Frustriert starte die nächste Chat-Runde. Holperino, das ist echt schwach.
»Einen beschreibenden Namen, bitte. Kein Schimpfwort oder Kosenamen oder … Eher sowas wie: Susi Sausewind als Name für ein schnelles Mädchen. Oder Wilma Witzebusch für ein Mädchen, das ständig Witze erzählt oder Kurt Kringelig für einen Jungen, der sich gerne kringelig lacht …«
»Sind das etwa deine neuen Geschichten? Echt? Erfahre ich das auf diese Weise? Mir erzählst du ja gar nichts mehr!«
Jetzt ist Horst wirklich aufgebracht. Na, bravo! Den wieder zu beruhigen, wird dann wohl meine Nachmittagsaufgabe werden. Die KI rechnet kurz und schlägt dann vor:
»Passende Namen für einen Jungen, der alles fallen lässt, lauten:
»Felix Flatterhand«
»Rudi Rutschfinger«
»Paddy Paddelig«
»Sammy Schusselhuhn«
Horst reißt die Augen auf, dann sinkt seine Monobraue tief herab und überschattet seine Augen.
»Felix Flatterhand? Grrrrmmmmpppffff. Das ist nicht sooo schlecht. Oder?«
Ich nicke. Den Namen finde ich auch okay. Aufbaufähig. Und selbst die Outtakes der anderen Namen zwischendurch waren witzig. Für so einen Blödsinn ist die KI perfekt. Und muksch wie Horst wird sie auch nicht.
Aber ich möchte meinen Schweinehund trotzdem lieber behalten. Wenn ich mich entscheiden müsste, dann wäre es immer Horst! Jawohl!
»Wirklich?« Horst hebt seine Schweineöhrchen und die Monobraue. Seine Augen glitzern verdächtig. Ich strahle ihn an. »Echt!«
Und was bedeutet das jetzt für meine Kinderbücher?

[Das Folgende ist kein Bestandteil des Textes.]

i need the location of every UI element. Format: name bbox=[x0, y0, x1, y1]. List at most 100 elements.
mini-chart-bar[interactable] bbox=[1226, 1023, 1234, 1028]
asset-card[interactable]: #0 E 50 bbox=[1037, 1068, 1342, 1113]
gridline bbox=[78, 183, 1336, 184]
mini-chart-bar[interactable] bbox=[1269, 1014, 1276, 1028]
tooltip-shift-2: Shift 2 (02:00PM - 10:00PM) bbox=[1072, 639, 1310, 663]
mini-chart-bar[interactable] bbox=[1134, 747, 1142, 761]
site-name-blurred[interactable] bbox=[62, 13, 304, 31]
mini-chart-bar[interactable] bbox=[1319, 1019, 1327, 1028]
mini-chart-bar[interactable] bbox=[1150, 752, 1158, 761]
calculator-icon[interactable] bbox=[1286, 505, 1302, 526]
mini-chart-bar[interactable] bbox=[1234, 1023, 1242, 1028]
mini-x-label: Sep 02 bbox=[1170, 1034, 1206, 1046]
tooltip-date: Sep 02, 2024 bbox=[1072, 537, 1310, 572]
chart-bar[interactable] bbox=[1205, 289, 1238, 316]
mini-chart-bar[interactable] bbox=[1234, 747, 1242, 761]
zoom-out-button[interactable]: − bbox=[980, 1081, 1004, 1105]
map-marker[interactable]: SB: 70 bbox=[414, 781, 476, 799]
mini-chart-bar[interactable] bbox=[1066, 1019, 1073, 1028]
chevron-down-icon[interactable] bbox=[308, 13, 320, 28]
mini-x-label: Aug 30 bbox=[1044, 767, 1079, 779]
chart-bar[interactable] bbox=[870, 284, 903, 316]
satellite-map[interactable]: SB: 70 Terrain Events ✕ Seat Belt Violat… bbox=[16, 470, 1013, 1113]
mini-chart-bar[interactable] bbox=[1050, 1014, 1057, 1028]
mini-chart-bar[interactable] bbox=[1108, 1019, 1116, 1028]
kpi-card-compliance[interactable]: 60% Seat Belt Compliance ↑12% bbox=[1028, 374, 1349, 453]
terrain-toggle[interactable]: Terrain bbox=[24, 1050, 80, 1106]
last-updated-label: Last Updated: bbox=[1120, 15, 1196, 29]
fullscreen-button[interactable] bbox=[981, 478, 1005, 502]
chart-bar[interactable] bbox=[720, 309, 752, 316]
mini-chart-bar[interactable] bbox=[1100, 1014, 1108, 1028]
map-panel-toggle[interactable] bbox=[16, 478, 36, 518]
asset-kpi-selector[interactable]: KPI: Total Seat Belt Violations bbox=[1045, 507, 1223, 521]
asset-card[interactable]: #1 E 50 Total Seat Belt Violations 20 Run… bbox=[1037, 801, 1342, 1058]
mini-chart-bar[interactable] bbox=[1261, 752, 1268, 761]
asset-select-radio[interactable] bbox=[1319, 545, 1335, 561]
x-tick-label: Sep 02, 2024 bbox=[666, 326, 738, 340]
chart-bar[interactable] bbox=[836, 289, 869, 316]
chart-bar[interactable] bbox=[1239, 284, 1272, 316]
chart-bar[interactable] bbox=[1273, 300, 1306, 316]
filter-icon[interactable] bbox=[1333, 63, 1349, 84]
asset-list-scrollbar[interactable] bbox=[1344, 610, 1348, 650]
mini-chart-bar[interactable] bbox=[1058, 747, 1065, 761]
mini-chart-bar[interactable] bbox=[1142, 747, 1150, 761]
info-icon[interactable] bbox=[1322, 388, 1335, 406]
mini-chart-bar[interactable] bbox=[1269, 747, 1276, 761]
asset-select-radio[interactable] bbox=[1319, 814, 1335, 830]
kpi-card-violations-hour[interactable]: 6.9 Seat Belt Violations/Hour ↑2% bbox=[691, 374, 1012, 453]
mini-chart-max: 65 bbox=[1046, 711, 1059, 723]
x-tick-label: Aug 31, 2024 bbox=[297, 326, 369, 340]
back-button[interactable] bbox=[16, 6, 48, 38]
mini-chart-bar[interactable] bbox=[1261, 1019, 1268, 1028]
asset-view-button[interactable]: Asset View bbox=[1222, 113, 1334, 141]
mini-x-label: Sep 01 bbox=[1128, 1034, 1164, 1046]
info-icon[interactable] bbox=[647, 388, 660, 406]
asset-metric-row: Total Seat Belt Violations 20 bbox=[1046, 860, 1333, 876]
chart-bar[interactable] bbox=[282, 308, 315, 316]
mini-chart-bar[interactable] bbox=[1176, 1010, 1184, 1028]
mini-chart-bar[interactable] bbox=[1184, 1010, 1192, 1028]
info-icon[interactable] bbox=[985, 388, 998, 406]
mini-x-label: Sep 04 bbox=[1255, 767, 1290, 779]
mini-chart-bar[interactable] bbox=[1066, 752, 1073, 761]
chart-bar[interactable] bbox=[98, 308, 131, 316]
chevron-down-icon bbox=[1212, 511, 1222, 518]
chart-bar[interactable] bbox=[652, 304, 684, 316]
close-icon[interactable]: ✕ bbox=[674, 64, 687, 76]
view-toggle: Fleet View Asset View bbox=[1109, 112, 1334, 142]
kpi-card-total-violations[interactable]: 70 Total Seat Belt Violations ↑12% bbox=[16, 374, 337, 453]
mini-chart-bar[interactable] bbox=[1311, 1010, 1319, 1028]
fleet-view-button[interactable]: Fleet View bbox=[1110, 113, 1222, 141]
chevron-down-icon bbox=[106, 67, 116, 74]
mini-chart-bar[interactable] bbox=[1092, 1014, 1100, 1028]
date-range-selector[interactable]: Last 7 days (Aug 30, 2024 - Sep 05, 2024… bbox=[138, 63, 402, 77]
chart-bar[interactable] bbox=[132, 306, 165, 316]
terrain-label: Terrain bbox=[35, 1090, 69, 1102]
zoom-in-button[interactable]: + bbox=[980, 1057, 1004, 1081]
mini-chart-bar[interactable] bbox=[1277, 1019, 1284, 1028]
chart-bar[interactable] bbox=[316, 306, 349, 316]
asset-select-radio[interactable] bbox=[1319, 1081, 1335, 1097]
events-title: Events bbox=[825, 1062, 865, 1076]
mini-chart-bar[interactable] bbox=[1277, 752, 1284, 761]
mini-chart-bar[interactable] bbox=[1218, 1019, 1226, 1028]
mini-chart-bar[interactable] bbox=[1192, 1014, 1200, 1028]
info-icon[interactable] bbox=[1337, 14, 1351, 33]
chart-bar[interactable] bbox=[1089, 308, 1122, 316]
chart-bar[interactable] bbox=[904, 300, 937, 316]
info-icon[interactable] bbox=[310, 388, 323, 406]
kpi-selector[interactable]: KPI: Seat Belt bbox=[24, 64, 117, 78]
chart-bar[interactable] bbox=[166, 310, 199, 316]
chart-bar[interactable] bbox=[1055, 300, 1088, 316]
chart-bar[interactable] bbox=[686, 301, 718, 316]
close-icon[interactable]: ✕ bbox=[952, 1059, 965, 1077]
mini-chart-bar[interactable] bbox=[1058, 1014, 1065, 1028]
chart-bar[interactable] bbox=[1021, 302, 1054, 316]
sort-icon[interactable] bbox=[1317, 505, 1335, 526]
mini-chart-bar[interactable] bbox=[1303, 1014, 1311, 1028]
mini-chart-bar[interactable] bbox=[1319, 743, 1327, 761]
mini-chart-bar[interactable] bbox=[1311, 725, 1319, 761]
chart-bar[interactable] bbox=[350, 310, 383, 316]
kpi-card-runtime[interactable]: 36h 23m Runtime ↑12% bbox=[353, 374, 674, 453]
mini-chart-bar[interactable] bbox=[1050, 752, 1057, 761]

Ich will keine KI für meine Geschichten. Weder KI-Texte noch Bilder. Ich stehe auf echte, handgemachte Illustrationen, die genauso viel Seele und Herzblut haben wie meine Erzählungen. Die richtige Stimmung, Farben, den Stil zu finden – das ist durch nichts zu ersetzen! Außerdem verkümmert unser aller Fantasie, wenn wir uns nur noch auf die Maschinen verlassen.
Also Shoutout an alle Verlage:
Lasst die Hände weg von KI-generierten Bildern. Holt euch echte Menschen, die echten Spaß daran haben, Geschichten zu malen, zu zeichnen, zu skribbeln – aber nicht zu rendern!
Bilder: Flux & Midjourney. Aber der einzig wahre Horst stammt aus der Feder von Arabell Watzlawik.
Übrigens: Morgen geht’s auf die Frankfurter Buchmesse 2024.
Ich freue mich darauf, endlich wieder echte Menschen aus der Buchbubble zu treffen und neue kennenzulernen. Und stelle ich mir mit Schrecken vor, wie eine Buchmesse aussehen würde, sollte es irgendwann keine Kinderbuchkreative mehr geben, sondern nur noch Maschinen, Server, Bits und Tokens. Dystopischer Gedanke, oder?
Sehen wir uns? Falls du da bist, sprich mich an! Horst und ich freuen uns auf viele wunderbare Gespräche und inspirierende Augenblicke.
PS – ein Lebenstipp: Spiel doch mal ein wenig Ping Pong mit deinem Schweinehund. Das hebt die Stimmung ungemein.